According to the researchers, the results of the study underscore the importance of managing diversity in multinational organisations and of having a thorough understanding of value differences among the multinational workforce. “The results of this exploratory study show that nationality serves as a key differentiator in terms of Gen Z work value preferences and desirability. This suggests that a uniform corporate approach to managing global HR and work design is ill advised. Attention should be paid to accommodating differences on the work floor in order to ensure long-term Gen Z employee engagement and retention.”
Study participants were asked to rate how important an item was for them in an ideal job upon graduation from their current studies on a scale of 1 to 5. These items represented the 22 individual work values which were the focus of the study. In turn, these 22 individual work values represent seven work value constructs, namely: extrinsic motivation, intrinsic motivation, stability, altruistic, supervisory facilitation, social engagement, and leisure.
At a construct level, the intrinsic work value (learning, sustainable skills, visible results) was found to be most important to participants across the whole study. Leisure work values, such as vacation, were ranked lowest overall with little variation among the different nationalities. It should be noted that Asian students were overrepresented in the sample with Chinese students making up just more than half of the respondents (50.6%) and Thai students (22.9%) having completed the online survey.
On an individual level, it is apparent that learning is considered the most important value Gen Z seeks in a job with promotion being rated second most desirable. Irrespective of respondents’ nationality these two values were deemed important by all respondent groups as they consistently appeared in each nationality’s top 5.
Chinese and Dutch Value Money and Promotion Highly
At the same time, significant differences were found in how nationality influenced overall ranking of work values as well as the importance attached to specific values. Chinese students, for instance, valued promotion and money as the most important, followed by learning and future. For the Dutch students learning and visible results were the most important values in their future careers, followed by promotion and money.
The top values for Germans were promotion, visible results, learning and support. Finally, for Thai students, a sense of future was the most important value, followed by learning, visible results and benefits.
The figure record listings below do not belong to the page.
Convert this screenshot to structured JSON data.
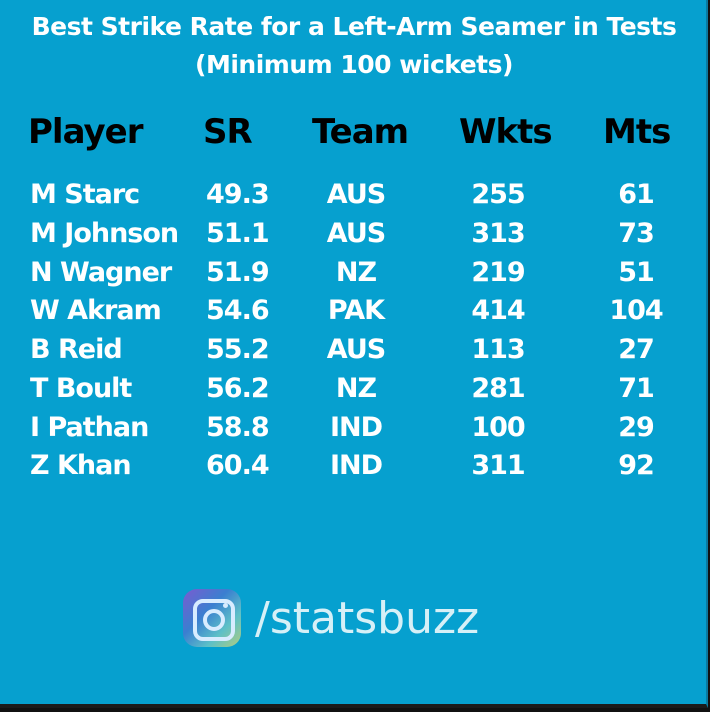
{
  "title_line1": "Best Strike Rate for a Left-Arm Seamer in Tests",
  "title_line2": "(Minimum 100 wickets)",
  "headers": {
    "player": "Player",
    "sr": "SR",
    "team": "Team",
    "wkts": "Wkts",
    "mts": "Mts"
  },
  "rows": [
    {
      "player": "M Starc",
      "sr": "49.3",
      "team": "AUS",
      "wkts": "255",
      "mts": "61"
    },
    {
      "player": "M Johnson",
      "sr": "51.1",
      "team": "AUS",
      "wkts": "313",
      "mts": "73"
    },
    {
      "player": "N Wagner",
      "sr": "51.9",
      "team": "NZ",
      "wkts": "219",
      "mts": "51"
    },
    {
      "player": "W Akram",
      "sr": "54.6",
      "team": "PAK",
      "wkts": "414",
      "mts": "104"
    },
    {
      "player": "B Reid",
      "sr": "55.2",
      "team": "AUS",
      "wkts": "113",
      "mts": "27"
    },
    {
      "player": "T Boult",
      "sr": "56.2",
      "team": "NZ",
      "wkts": "281",
      "mts": "71"
    },
    {
      "player": "I Pathan",
      "sr": "58.8",
      "team": "IND",
      "wkts": "100",
      "mts": "29"
    },
    {
      "player": "Z Khan",
      "sr": "60.4",
      "team": "IND",
      "wkts": "311",
      "mts": "92"
    }
  ],
  "brand": {
    "icon": "instagram-icon",
    "handle": "/statsbuzz"
  },
  "colors": {
    "background": "#06a0cf",
    "header_text": "#000000",
    "body_text": "#ffffff"
  }
}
Additionally, respect was overall rated unimportant by three of the four respondent groups, with Chinese Gen Z students being a notable exception. They ranked status considerably higher than their Thai and European counterparts. Contact with other people and frequent feedback complete the overall ranking of work values Gen Z students consider least vital in a future job.
Contact with Others Important to Dutch and Thai
However, it is worth noting that Dutch students – and Thai students to a lesser extent –considered contact with others much more important than Gen Z students from Germany and China. Moreover, feedback was particularly important to German students while quite unimportant to Chinese respondents.